M2 examines prompting strategies, parameter control, and human–AI communication design.
M3–M5 engage students in hands-on multimodal creation, covering text, music, image, and video generation.
M6 presents human–AI collaborative creative production, emphasizing decision-making, editing, curation, and integration across media types.
M7 centers on ethical, legal, and responsible use, addressing copyright, likeness rights, bias, data transparency, and risk assessment.
M8 explores future creative ecosystems, helping students map emerging creative roles, anticipate technological change, and develop personal creative identities and long-term roadmaps.
Collectively, these modules enable learners to experience the full creative lifecycle with AI—understanding, generating, analyzing, collaborating, evaluating, and envisioning—while cultivating the human-centered capacities that remain irreplaceable in AI-augmented creative practice.

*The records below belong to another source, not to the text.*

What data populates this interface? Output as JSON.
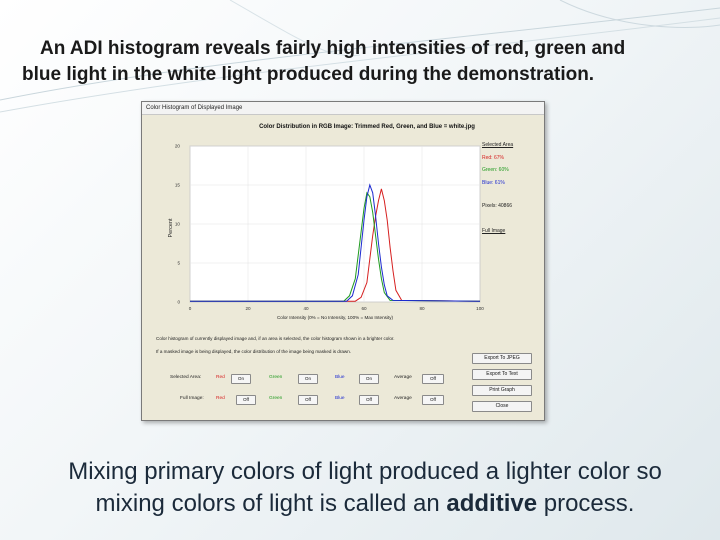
{
  "slide": {
    "heading_line1": "An ADI  histogram reveals fairly high intensities of red, green and",
    "heading_line2": "blue light in the white light produced during the demonstration.",
    "caption_line1": "Mixing primary colors of light produced a lighter color so",
    "caption_line2_before": "mixing colors of light is called an ",
    "caption_line2_bold": "additive",
    "caption_line2_after": " process."
  },
  "window": {
    "title": "Color Histogram of Displayed Image",
    "chart_title": "Color Distribution in RGB Image: Trimmed Red, Green, and Blue = white.jpg",
    "side": {
      "selected_area": "Selected Area",
      "red": "Red: 67%",
      "green": "Green: 60%",
      "blue": "Blue: 61%",
      "pixels": "Pixels: 40866",
      "full_image": "Full Image"
    },
    "note1": "Color histogram of currently displayed image and, if an area is selected, the color histogram shown in a brighter color.",
    "note2": "If a masked image is being displayed, the color distribution of the image being masked is drawn.",
    "rows": [
      {
        "label": "Selected Area:",
        "red": "Red",
        "red_btn": "On",
        "green": "Green",
        "green_btn": "On",
        "blue": "Blue",
        "blue_btn": "On",
        "avg": "Average",
        "avg_btn": "Off"
      },
      {
        "label": "Full Image:",
        "red": "Red",
        "red_btn": "Off",
        "green": "Green",
        "green_btn": "Off",
        "blue": "Blue",
        "blue_btn": "Off",
        "avg": "Average",
        "avg_btn": "Off"
      }
    ],
    "buttons": {
      "export_jpeg": "Export To JPEG",
      "export_text": "Export To Text",
      "print_graph": "Print Graph",
      "close": "Close"
    },
    "colors": {
      "red": "#d62020",
      "green": "#1e9a1e",
      "blue": "#1c2ad0"
    }
  },
  "chart_data": {
    "type": "line",
    "title": "Color Distribution in RGB Image: Trimmed Red, Green, and Blue = white.jpg",
    "xlabel": "Color Intensity (0% = No Intensity, 100% = Max Intensity)",
    "ylabel": "Percent",
    "xlim": [
      0,
      100
    ],
    "ylim": [
      0,
      20
    ],
    "x_ticks": [
      "0",
      "20",
      "40",
      "60",
      "80",
      "100"
    ],
    "y_ticks": [
      "0",
      "5",
      "10",
      "15",
      "20"
    ],
    "grid": true,
    "series": [
      {
        "color": "#d62020",
        "x": [
          0,
          57,
          59,
          61,
          62,
          63,
          64,
          65,
          66,
          67,
          68,
          69,
          70,
          71,
          73,
          100
        ],
        "y": [
          0.1,
          0.1,
          0.6,
          2.5,
          5.5,
          8.5,
          11,
          13,
          14.5,
          13,
          10.5,
          7,
          4,
          1.5,
          0.2,
          0.1
        ]
      },
      {
        "color": "#1e9a1e",
        "x": [
          0,
          53,
          55,
          57,
          58,
          59,
          60,
          61,
          62,
          63,
          64,
          65,
          66,
          67,
          69,
          100
        ],
        "y": [
          0.1,
          0.1,
          0.8,
          3,
          6,
          9,
          12,
          14,
          13.5,
          11.5,
          8.5,
          5.5,
          3,
          1.2,
          0.2,
          0.1
        ]
      },
      {
        "color": "#1c2ad0",
        "x": [
          0,
          54,
          56,
          58,
          59,
          60,
          61,
          62,
          63,
          64,
          65,
          66,
          67,
          68,
          70,
          100
        ],
        "y": [
          0.1,
          0.1,
          0.8,
          3.5,
          7,
          10.5,
          13.5,
          15,
          14,
          11,
          7.5,
          4.5,
          2.2,
          0.8,
          0.2,
          0.1
        ]
      }
    ]
  }
}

One of the most significant contributions of this study is the articulation of a creator development model tailored to AI-mediated creative environments. The model highlights the central role of human judgment—particularly aesthetic sensibility, cultural interpretation, emotional nuance, and ethical awareness—in determining the artistic value of works produced with AI. While generative systems can produce vast quantities of plausible creative material, such outputs lack the intentionality, narrative coherence, and contextual understanding inherent to human creativity. Students must therefore learn not only how to generate content with AI but how to critically evaluate, refine, and transform AI outputs in ways that align with artistic goals. The curriculum’s modular structure supports these developmental processes, enabling learners to internalize core creative competencies that will remain essential regardless of advances in AI technology.
The study also offers substantial societal and industrial implications. As generative AI becomes more deeply embedded in creative industries, issues such as unauthorized style imitation, unintentional plagiarism, the reproduction of cultural stereotypes, the misuse of synthetic voices or images, and the opaque origins of training data are expected to intensify. The ethical and legal considerations addressed in Module 7 provide a foundational framework through which learners can navigate these complex challenges. Additionally, Module 8 equips students to interpret emerging changes in creative job markets—including roles such as AI collaboration director, multimodal creative producer, narrative systems designer, and synthetic media curator—thereby bridging education with the evolving needs of the content industry.
In conclusion, this study presents a structured and future-ready AI modular curriculum framework that redefines how cultural content students should be prepared for the generative AI era. By moving beyond skill-based or tool-oriented instruction, the curriculum integrates critical thinking, ethical awareness, creative direction, multimodal experimentation, and future strategic planning into a cohesive learning experience. The framework offers scalable value for interdisciplinary education, project-based learning, and institutional curriculum reform across arts, media, design, and creativity-centered programs.
Moreover, the curriculum serves as a foundation for future empirical studies, including learner performance analysis, project-based assessment, behavioral tracking during human–AI collaboration, and validation of creative outcomes. Ultimately, the proposed framework contributes not only to academic scholarship but also to the practical evolution of cultural content education—empowering future artists, designers, producers, and creators to maintain human originality and responsibility while expanding their creative possibilities through AI. The study asserts that AI does not diminish human creativity; rather, it provides fertile ground for reimagining creative identities and building new artistic paradigms. This extended abstract thus encapsulates the theoretical grounding, curricular design, and broader educational significance of the proposed modular AI curriculum, offering a robust foundation for further development and implementation within contemporary art and cultural content education.